1. A method of training a quality assessment tool comprising the steps of
dividing a database comprising a plurality of samples, each with an associated
mean opinion score into a plurality of distortion sets of samples according to a distortion
criterion; and
training a distortion specific assessment handler for each distortion set, such
that a fit between a distortion specific quality measure generated from
a distortion specific plurality of parameters for a sample and
the mean opinion score associated with said sample
is optimised.
2. A method according to claim 1, further comprising the steps of
training the quality assessment tool, such that a fit between a quality measure
generated from
a non-distortion specific plurality of parameters together with a distortion specific
quality measure for a sample, and
the mean opinion score associated with said sample, is optimised.
3. A method according to claim 1 or claim 2 in which the samples represent speech transmitted
over a telecommunications network, and in which the quality measure is representative
of the quality of the speech perceived by an average user.
4. A method of assessing speech quality in a telecommunications network comprising the
steps of
determining a dominant distortion type for a sample;
combining a plurality of parameters specific to said dominant distortion type to
provide a distortion specific quality measure for each sample; and
generating a quality measure in dependence upon the distortion specific quality
measure.
5. A method according to claim 4 in which the generating step comprises the sub step
of
combining a non-distortion specific plurality of parameters with said distortion
specific quality measure to provide said quality measure.
6. A method according to claim 4 or claim 5 in which the samples represent speech transmitted
over a telecommunications network, and in which the quality measure is representative
of the quality of the speech perceived by an average user.
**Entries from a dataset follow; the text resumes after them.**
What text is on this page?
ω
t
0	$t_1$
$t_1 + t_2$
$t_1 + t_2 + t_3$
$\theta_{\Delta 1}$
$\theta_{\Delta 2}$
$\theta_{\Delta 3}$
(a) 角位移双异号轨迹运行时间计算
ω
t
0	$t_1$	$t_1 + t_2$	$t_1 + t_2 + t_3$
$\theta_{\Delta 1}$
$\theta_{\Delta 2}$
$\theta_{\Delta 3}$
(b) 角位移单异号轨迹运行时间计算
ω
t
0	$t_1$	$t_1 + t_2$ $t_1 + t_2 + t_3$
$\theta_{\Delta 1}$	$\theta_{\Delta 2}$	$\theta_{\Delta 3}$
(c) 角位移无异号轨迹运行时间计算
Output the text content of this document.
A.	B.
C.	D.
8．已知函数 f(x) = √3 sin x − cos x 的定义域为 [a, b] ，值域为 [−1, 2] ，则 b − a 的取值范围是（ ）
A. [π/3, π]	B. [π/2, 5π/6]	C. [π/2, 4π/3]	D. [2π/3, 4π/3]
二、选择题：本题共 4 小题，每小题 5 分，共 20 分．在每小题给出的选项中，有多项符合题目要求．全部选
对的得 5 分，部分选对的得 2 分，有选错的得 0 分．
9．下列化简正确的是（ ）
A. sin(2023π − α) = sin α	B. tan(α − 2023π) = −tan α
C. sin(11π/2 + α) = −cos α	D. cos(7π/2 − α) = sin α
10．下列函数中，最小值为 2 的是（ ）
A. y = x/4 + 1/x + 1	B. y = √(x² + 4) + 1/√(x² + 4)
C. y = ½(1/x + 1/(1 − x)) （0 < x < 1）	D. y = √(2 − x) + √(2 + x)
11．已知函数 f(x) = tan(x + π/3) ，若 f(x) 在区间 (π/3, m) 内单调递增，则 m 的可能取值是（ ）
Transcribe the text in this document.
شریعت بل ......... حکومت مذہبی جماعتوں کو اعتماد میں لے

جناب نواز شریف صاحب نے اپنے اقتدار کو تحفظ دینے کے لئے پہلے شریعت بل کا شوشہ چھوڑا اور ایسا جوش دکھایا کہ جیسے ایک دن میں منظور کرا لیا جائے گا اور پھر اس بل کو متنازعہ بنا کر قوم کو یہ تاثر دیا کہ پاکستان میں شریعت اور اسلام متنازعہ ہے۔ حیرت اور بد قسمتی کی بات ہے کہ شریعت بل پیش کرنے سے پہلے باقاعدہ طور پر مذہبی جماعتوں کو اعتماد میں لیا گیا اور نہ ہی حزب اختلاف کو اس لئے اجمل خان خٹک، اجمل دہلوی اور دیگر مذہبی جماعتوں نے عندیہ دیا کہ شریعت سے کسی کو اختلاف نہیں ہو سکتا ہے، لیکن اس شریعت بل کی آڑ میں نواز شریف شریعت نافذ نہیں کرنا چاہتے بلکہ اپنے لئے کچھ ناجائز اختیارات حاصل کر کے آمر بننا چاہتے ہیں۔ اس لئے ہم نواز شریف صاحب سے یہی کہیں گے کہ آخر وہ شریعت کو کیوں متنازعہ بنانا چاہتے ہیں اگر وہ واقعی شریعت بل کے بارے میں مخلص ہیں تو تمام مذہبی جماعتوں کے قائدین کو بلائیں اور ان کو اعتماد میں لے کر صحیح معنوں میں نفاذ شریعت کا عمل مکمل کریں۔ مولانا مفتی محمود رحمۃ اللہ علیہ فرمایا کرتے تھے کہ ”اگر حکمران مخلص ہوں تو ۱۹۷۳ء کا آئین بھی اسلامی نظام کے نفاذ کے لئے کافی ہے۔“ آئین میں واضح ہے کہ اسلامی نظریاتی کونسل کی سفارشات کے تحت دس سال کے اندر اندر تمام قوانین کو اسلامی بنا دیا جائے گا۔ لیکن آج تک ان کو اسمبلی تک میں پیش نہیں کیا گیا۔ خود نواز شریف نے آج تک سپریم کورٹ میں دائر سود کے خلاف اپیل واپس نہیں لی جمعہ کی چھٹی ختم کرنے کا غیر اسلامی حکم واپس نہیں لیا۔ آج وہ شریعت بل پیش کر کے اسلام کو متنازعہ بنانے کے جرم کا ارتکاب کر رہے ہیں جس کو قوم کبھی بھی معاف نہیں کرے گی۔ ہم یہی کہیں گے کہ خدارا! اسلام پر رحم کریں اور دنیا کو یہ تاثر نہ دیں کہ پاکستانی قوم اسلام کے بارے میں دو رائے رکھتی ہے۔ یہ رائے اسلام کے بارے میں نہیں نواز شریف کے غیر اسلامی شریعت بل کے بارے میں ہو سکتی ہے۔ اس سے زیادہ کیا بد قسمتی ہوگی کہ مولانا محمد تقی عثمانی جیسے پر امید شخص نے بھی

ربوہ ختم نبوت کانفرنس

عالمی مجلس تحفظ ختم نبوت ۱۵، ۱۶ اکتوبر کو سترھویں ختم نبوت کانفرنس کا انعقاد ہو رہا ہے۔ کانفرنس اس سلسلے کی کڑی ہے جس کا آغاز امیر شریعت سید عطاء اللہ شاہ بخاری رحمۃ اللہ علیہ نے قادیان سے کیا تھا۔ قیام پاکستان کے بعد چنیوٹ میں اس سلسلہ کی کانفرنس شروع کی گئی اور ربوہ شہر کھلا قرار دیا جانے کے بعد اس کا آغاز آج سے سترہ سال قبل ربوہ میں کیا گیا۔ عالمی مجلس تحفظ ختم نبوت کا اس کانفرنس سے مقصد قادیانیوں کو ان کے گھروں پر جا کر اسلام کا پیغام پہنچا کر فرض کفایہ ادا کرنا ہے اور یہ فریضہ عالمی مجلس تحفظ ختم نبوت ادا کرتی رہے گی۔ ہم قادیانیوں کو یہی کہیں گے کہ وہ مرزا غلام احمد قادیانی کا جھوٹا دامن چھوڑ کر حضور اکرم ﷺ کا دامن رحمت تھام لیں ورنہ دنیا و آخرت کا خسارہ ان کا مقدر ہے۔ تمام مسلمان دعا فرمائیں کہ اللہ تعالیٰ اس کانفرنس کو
7. A computer readable medium carrying a computer program for implementing the method
according to any one of claims 1 to 6.
8. A computer program for implementing the method according to any one of claims 1 to
6.
9. An apparatus for assessing speech quality in a telecommunications network comprising
means for determining a dominant distortion type for a sample;
means for combining a distortion specific plurality of parameters to provide a
distortion specific quality measure for each sample; and
means for generating a quality measure in dependence upon the distortion specific
quality measure.
10. An apparatus according to claim 9, in which
the generating means comprises means for combining a non-distortion specific plurality
of parameters with said distortion specific quality measure to provide said quality
measure.
11. An apparatus for training a quality assessment tool comprising
means for dividing a database comprising a plurality of samples, each with an associated
mean opinion score into a plurality of distortion sets of samples according to a distortion
criterion; and
means for training a distortion specific assessment handler for each distortion
set, such that a fit between a distortion specific quality measure generated from
a distortion specific plurality of parameters for a sample and
the mean opinion score associated with said sample
is optimised.
12. An apparatus according to claim 11, further comprising
means for training the quality assessment tool, such that a fit between a quality
measure generated from
a non-distortion specific plurality of parameters together with a distortion specific
quality measure for a sample, and
the mean opinion score associated with said sample, is optimised.